Coronavirus: secondo il direttore dell’Istituto di Genetica Molecolare di Pavia è sbagliato paragonare l’infezione all’influenza

“L’infezione da nuovo coronavirus non e’ un’influenza ed e’ sbagliato fare paragoni”. Lo ha detto all’AGI Giovanni Maga, direttore dell’Istituto di Genetica Molecolare del Consiglio Nazionale delle Ricerche di Pavia, intervenendo sulla spaccatura che si e’ aperta tra i virologi che ritengono Covid-19 piu’ grave dell’influenza e chi no. “I due virus sono completamente diversi”, spiega. “Appartengono a famiglie diverse. Certo, hanno delle analogie – continua – nelle modalita’ di trasmissione, quindi attraverso l’aerosol; nella sintomatologia, soprattutto all’esordio con febbre e tosse, quindi un malessere che puo’ essere facilmente confuso con l’influenza. Ma non sono uguali”. C’e’ infatti una grande differenza che si ripercuote anche sulle complicanze.

“La differenza principale – dice Maga – e’ che il coronavirus ha una capacita’ di dare complicanze polmonari, quindi polmoniti virali, superiori a quelle dell’influenza. Anche se oggi, quello che possiamo dire e’ che almeno otto persone su dieci (in base alla fascia d’eta’ potrebbe essere anche 9 su 10) quando si infettano hanno un decorso del tutto benigno, quindi anche con sintomi lievi e moderati. E ci sono persone che reagiscono in maniera molto piu’ intensa al virus, e quindi sviluppano polmoniti di una certa gravita’, richiedendo di conseguenza il ricovero ospedaliero. Se questa complicanza si innesta in una situazione di fragilita’ in persone molto anziane, con patologie croniche sottostanti puo’ causare ovviamente il ricorso alla terapia intensiva e in alcuni casi purtroppo puo’ dare anche dei decessi”. Fare paragoni tra Covid-19 e influenza, secondo l’esperto, sarebbe una forzatura.

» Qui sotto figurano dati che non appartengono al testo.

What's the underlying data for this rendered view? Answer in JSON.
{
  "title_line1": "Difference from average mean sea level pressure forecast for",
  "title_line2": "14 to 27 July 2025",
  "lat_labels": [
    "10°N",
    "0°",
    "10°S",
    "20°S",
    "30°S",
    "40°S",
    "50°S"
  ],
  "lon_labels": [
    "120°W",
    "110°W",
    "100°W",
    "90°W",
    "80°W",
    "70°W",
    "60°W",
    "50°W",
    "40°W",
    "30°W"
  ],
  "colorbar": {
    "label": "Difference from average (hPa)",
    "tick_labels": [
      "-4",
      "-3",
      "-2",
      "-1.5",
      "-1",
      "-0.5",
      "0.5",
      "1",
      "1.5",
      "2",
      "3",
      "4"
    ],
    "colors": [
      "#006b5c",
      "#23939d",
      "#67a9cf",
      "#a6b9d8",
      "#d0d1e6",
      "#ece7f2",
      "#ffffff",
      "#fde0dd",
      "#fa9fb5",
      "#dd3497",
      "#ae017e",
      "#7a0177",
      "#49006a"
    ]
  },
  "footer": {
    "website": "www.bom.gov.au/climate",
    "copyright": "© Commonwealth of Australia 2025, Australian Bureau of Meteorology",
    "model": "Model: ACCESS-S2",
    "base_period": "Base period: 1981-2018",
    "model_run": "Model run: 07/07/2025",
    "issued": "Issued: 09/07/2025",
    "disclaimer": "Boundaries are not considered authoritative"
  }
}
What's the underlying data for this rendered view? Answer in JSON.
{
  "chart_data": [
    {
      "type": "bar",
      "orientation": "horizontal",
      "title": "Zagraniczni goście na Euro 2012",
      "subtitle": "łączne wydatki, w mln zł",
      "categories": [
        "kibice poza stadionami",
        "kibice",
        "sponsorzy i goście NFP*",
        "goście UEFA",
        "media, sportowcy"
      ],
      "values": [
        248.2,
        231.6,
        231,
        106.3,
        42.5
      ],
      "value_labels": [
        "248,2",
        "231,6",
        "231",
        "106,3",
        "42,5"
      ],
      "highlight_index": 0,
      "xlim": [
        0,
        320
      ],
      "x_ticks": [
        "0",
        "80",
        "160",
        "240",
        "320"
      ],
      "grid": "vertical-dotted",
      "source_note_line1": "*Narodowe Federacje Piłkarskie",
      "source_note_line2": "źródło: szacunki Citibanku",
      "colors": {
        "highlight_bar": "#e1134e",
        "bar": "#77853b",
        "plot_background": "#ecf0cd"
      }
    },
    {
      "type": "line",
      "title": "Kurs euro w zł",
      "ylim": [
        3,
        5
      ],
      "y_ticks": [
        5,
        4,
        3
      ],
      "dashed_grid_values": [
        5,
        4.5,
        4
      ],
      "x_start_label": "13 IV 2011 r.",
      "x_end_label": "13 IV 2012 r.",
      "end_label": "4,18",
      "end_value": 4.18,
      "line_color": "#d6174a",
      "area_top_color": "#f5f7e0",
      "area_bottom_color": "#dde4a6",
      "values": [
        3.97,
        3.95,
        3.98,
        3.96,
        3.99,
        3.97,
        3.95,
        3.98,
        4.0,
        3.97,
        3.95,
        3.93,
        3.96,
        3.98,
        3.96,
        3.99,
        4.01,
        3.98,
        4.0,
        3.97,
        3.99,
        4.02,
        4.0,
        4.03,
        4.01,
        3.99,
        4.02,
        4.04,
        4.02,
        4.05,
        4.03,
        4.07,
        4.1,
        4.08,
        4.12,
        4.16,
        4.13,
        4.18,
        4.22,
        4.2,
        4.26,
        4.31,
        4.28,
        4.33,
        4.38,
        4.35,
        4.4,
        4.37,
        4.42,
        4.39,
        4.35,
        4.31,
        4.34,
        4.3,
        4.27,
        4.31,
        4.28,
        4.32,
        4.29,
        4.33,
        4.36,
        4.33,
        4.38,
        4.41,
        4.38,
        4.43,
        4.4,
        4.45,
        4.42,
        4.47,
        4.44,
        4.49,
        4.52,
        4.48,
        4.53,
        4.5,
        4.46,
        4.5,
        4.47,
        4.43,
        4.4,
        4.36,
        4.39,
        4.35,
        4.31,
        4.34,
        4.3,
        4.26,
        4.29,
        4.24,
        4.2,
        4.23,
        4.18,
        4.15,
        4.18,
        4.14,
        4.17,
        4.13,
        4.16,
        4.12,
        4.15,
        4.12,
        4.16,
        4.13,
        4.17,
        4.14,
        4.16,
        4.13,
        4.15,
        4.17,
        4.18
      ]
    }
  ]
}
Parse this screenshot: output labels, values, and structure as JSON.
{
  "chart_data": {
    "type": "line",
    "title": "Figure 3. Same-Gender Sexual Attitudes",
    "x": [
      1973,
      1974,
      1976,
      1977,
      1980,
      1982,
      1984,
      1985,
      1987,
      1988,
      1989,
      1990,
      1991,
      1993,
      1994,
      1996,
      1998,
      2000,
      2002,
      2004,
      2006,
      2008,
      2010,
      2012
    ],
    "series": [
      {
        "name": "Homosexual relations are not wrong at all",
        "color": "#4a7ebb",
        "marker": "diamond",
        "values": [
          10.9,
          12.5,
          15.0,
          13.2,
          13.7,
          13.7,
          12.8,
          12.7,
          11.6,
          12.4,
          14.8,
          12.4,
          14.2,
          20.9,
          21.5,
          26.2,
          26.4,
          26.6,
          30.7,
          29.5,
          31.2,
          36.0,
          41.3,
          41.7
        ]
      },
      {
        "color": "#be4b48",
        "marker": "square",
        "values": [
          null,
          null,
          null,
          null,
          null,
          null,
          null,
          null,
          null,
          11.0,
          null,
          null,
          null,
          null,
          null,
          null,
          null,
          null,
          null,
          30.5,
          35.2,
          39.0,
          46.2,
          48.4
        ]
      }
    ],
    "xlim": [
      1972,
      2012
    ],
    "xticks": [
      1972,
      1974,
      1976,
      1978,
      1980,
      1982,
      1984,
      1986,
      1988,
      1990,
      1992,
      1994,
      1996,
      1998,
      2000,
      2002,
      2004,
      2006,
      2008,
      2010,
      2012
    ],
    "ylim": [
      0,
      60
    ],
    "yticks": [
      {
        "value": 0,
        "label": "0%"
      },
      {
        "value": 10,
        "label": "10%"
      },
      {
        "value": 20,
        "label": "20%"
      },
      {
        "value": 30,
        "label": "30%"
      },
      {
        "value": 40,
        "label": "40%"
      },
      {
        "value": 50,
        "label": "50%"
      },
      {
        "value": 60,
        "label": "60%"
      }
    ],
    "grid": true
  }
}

 “Le analogie con l’influenza sono sempre di ordine qualitativo, nel senso che ci sono aspetti simili”, dice. Se vogliamo fare un paragone, considerando sempre che sono virus diversi, ricordiamo che ogni anno le polmonite virali da influenza – dice – causano almeno un centinaio di decessi in Italia e le complicanze legate all’infezione, soprattutto nelle persone anziane, causano qualche migliaio di decessi. Questo virus e’ nuovo. Lo conosciamo poco. Non sappiamo bene quale potrebbe essere il costo in termini di morbilita’ e di letalita’ se avesse i numeri dell’influenza, cioe’ 5 milioni di infezioni, e quindi la priorita’ e’ oggi quella di limitare il numero delle persone infette laddove si stanno verificando dei focolai”.